The moody, delicate-sounding Wild Colonials, Smith says, "will have a pretty immediate home at [adult album alternative radio]. Because it has such a broad spectrum of age and taste, triple-A will bleed onto commercial alternative . . . We're intending to keep them on the road, doing clubs, or headlining themselves or with great opening slots."

In the case of Hole, featuring the notorious Love, Smith says, "It's urgent to us that people quickly get to hear and understand how good the record is, because the hype that could surround it could get in the way."

Sales is also part of the marketing equation. "that dog." is being distributed by Minneapolis-based indie REP Co., and not by Uni.

"It's a way of getting the product into a deeper level of retail," sales chief Jayne Simon explains. "[Uni] is not looking to deal with smaller stores that are buying ones and twos and threes . . . It is [about] getting the right records to the right places at the right time."

By also using REP to distribute Pat Metheny's "Zero Tolerance Through Silence" -- an atypical album of raw solo work from the usually mellifuous jazz guitarist -- Geffen hopes to hit the alternative bases as well.
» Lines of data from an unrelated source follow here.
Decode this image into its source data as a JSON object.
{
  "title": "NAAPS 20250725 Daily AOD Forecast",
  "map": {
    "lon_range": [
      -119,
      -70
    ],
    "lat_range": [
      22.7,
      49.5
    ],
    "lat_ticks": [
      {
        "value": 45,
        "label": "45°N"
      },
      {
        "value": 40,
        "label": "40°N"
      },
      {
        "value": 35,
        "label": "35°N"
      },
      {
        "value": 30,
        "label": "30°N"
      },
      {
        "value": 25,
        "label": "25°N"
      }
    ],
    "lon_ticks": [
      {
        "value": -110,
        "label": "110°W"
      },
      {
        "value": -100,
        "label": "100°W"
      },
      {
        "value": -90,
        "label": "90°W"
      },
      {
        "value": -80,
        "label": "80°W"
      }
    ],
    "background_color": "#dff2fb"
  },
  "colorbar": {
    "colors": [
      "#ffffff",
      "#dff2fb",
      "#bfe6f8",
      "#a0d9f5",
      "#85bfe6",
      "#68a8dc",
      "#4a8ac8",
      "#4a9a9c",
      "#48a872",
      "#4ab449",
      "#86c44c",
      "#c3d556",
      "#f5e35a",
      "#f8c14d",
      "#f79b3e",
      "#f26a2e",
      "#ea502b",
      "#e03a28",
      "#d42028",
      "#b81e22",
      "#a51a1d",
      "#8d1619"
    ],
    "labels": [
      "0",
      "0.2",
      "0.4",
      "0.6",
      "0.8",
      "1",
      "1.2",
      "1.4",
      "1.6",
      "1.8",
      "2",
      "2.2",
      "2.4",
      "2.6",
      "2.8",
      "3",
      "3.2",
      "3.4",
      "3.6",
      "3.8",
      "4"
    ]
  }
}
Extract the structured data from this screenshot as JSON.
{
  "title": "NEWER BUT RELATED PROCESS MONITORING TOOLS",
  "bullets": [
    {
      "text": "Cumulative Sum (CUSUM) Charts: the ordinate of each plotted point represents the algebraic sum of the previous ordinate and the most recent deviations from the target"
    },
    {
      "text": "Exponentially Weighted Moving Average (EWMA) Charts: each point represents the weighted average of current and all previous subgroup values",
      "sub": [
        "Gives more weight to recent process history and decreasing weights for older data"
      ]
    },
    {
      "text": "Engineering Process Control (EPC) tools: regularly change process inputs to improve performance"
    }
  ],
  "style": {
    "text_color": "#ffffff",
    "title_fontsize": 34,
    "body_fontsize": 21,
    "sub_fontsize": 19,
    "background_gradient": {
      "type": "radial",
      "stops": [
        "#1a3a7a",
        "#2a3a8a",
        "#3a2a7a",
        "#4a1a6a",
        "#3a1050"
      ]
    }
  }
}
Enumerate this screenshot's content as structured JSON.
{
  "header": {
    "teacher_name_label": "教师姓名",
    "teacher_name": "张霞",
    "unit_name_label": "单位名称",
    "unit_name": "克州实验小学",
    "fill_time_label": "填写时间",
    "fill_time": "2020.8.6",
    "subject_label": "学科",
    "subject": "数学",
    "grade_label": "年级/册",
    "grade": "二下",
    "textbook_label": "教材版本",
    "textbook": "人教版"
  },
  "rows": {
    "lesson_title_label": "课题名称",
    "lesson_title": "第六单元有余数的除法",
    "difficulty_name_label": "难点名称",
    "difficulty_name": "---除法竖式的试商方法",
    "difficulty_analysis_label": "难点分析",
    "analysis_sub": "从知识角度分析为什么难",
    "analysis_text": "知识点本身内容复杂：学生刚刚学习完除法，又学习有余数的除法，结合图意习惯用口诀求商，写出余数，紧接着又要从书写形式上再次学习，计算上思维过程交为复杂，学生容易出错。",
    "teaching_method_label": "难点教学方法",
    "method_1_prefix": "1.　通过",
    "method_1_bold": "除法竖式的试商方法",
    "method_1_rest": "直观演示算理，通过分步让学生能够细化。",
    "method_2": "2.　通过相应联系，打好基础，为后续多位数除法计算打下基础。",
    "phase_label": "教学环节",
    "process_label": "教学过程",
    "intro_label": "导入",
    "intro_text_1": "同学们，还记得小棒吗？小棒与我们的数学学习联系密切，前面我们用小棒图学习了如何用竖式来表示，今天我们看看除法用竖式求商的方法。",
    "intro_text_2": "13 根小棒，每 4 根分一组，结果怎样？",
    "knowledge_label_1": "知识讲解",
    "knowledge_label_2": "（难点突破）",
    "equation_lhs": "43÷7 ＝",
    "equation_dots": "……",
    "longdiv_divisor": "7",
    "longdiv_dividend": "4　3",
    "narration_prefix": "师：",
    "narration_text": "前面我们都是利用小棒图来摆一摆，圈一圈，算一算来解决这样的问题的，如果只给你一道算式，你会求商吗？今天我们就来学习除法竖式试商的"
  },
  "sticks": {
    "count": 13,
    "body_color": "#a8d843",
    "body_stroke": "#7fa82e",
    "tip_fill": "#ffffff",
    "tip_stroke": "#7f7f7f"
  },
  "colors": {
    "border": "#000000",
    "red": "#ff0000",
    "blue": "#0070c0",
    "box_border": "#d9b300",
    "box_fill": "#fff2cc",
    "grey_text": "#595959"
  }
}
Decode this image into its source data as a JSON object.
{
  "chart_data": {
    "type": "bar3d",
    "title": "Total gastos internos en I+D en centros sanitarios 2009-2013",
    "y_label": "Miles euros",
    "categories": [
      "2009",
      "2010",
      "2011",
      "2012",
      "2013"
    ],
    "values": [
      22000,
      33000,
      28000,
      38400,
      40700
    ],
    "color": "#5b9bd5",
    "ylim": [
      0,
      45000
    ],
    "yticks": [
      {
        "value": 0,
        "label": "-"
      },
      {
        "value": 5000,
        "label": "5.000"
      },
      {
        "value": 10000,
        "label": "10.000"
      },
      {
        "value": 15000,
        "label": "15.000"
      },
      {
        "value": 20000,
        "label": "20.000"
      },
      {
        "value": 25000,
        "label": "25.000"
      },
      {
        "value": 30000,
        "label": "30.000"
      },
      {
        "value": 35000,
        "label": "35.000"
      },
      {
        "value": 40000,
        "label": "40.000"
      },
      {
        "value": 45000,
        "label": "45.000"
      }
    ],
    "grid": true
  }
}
Alternative sales director Ray Farrell says, "We're going to cater to the same market that really does appreciate what Pat does -- the same people that bought [Metheny's collaboration with Ornette Coleman] 'Song X,' the same people that buy his records because they like what he does, as opposed to responding to a smoother-style record."

Uni product development managers have been circulating Wild Colonials and Weezer tapes to retail accounts far in advance of sales solicitations, according to Simon and Farrell.

In radio promotion, Geffen will continue to go for building an audience base, rather than a blizzard of adds.

Alternative promotion director Ted Volk says, "Saying 'We're going to go for that dog. adds on March 22, so we want no reports prior to that and we'll try to get 20 stations' -- I don't find that the way to do things. We try to pinpoint stations and find fans of the artists, and get them to commit to the record. After that, hopefully, if the record reacts, we then take it step-by-step to different stations."

Geffen GM Bill Bennett, who oversees label promotion activities, admits the plethora of modern rock acts will keep his field staff of 20 busy. "Yes, our plate is full. I'm sure this is no scoop, but promotion in '94 is all about timing. So we'll make the necessary changes. We'll move things around. We will not let one kill another, particularly when we have so many baby bands.